BOSTON MA - FEBRUARY 09: Gregory Campbell #11 of the Boston Bruins and Tom Pyatt #94 of the Montreal Canadiens fight in the third period on February 9 2011 at the TD Garden in Boston Massachusetts. The Bruins defeated the Canadiens 8-6. (Photo by Elsa/Getty Images)
1. The first rule of No Fight Club is that you tell everyone about No Fight Club.
2. Gloves shall be firmly secured to the jersey with mitten tethers at all times.
3. Should your gloves inadvertently fall off during the course of play, duck down to the ice and tuck yourself into an ass ball to draw a power play.
4. Always wear the largest visor currently available on the market and insist on keeping your helmet on during any
assaults physical altercations. If you feel you need extra protection on any given night, fake a broken nose and wear a full shield. Remember there are no enforcers in No Fight Club to protect you.

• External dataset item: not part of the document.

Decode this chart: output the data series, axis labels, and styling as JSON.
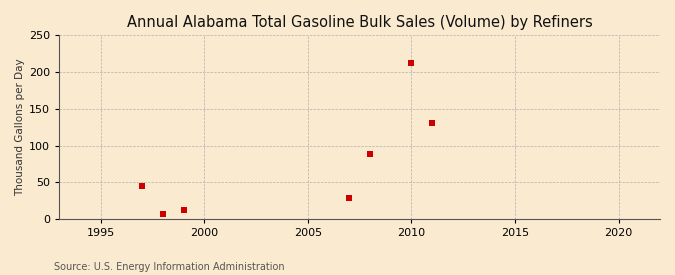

5. If, beaten by a puck carrier, feel free to stick out a knee or a leg to slow the skater down.
6. When talking with the media, act confused and refuse to answer questions if the writer does not speak your native tough. If the writer does speak your language, be sure to reinforce the fact that you are a member of No Fight Club. Be sure to call any team that engages in fisticuffs "savages and goons". Point out that "this goonery has no place in today's game and it is a disgrace to the sport of ice hockey". Always remind the media that winning fights does not equate to winning hockey games and reinforce your ignorance of the 1970's Bruins or Flyers. Sprinkle in the word "sideshow" whenever possible.
7. Stickwork is encouraged. Chippiness is praised.
8. Should you happen to be attacked by a bully, try to skate away and find a grown-up in a striped shirt.
9. If you are new to No Fight Club, tailor your style of play to meet No Fight Club's long-standing tradition of cowardly play.
10. A meaningless power play goal to pad your stats is always more important than standing up for yourself or teammates.
11. Whenever a call on the ice is made, be sure to point the palm of your gloves to the sky and scrunch your face up like you just smelled a nasty fart.
12. If Rule #11 doesn't work, initiate "Operation Triple Lindy" and throw yourself onto the ice surface whenever a defender is within a range of 3 feet.
13. Members and former members of No Fight Club are exempt from petty thief laws. So, if you see a handbag that matches your shoes, fell free to grab it.
14. If you take a high-stick, don't be afraid to bit your lip to draw the extra 2.
15. Follow your fans' lead and reference No Fight Club's successes from before you were born.